- Bad Tax Preparers: What to Watch Out For. What to Do If You Have One.
- February 25, 2014 | Author: Bradley Conway
- Law Firm: Bailey & Galyen, Attorneys at Law - Dallas Office
Guess what? It’s tax season again and you know what that means? Guys dressed up as the Statue of Liberty will be standing by the side of the road to lure you into their tax preparation offices.
Now, not all tax preparers are bad, but you should be cautious of who you choose to prepare your tax returns. I get a ton of calls every year from people who’ve had their refunds stolen or had more money than they were told it would cost taken out of their return. There are a few things you can do to protect yourself:
1) Get everything in writing. A lot of problems are caused when the terms of your deal with the tax preparer are left to mere words. If you have a written copy of what the preparer promises to do and what the preparer is charging, you’ll have a much easier time proving that to the police, IRS, or a judge should things go south.
2) Pay them up front. I know a lot of people prefer to let the preparer take their fee out of the refund, but it’s another place where people get cheated all the time. You don’t want the tax preparer to have control over your money when it comes in.
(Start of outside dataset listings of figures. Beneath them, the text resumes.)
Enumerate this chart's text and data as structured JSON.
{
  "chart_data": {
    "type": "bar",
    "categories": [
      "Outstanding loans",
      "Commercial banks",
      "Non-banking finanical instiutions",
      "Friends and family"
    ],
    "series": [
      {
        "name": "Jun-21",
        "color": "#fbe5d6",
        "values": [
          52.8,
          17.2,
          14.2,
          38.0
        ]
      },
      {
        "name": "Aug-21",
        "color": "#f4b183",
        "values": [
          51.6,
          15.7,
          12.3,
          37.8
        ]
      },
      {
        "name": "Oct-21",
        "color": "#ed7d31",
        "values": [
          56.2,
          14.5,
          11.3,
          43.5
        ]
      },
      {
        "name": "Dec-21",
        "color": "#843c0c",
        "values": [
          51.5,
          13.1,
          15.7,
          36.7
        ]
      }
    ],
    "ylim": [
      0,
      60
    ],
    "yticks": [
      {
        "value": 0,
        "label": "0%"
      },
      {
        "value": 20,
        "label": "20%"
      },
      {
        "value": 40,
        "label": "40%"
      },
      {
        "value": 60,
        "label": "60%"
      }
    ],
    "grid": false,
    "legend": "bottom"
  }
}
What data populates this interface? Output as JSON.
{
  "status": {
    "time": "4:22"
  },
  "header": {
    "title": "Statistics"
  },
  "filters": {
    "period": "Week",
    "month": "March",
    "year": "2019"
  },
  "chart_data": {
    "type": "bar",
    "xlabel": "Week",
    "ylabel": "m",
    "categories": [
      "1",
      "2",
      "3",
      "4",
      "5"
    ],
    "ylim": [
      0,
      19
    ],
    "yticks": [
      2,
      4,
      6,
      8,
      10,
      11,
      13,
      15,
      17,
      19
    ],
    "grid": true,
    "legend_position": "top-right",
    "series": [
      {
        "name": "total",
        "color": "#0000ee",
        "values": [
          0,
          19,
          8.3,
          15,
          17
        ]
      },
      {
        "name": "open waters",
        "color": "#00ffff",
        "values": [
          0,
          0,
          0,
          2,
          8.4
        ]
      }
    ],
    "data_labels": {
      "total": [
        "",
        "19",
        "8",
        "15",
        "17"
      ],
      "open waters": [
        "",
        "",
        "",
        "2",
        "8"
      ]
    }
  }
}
People get tempted and if they’ve gotten away with it before, they’ll most certainly try to get away with it again.
3) Review your return. Every tax return requires that the taxpayer sign it, whether it’s pen to paper or electronically. When you sign your tax return you are telling the government that you’ve reviewed all the information and, to the best of your knowledge, it’s correct. I know a lot of people don’t understand the tax part of it, but you can make sure that, if you’re getting a refund direct deposited, that the account number and routing number just above the signature block are correct.
4) Get a copy of everything. This is the only way to truly protect yourself. Get a copy of the contract. Get a copy of your completed return. This will help you protect your refund and at least give you a chance to get your stolen money back.
I can hear you thinking. You’re thinking, “But, Brad, what do I do if I’ve already been scammed?”
The IRS is not going to be super helpful. Once they send out the return they’re not going to bother helping you get it back. You can file a Form 14157 to let the IRS know that the preparer you used is stealing returns, but, that’s not going to help you get your return back, but it might keep the same thing from happening to others.
Another option is to contact the local police and file a report. Again, the police may not be very helpful and may tell you that it’s a civil matter. The end result is that, once again, nothing gets done.
Your only other options are to file a small claims suit yourself or to contact a lawyer and have them write a letter to file a suit on your behalf. Letter writing isn’t too expensive, but filing a suit might be. Regardless, neither method is assured to get your return back. Even if you get a judgment, getting that money out of them might be a problem.
Overall, it’s just best to be careful. Know who’s doing your taxes and know where your refund is going. If you have IRS problems created by a bad preparer, contact a tax professional ASAP. Ignoring an IRS problem will never make things better.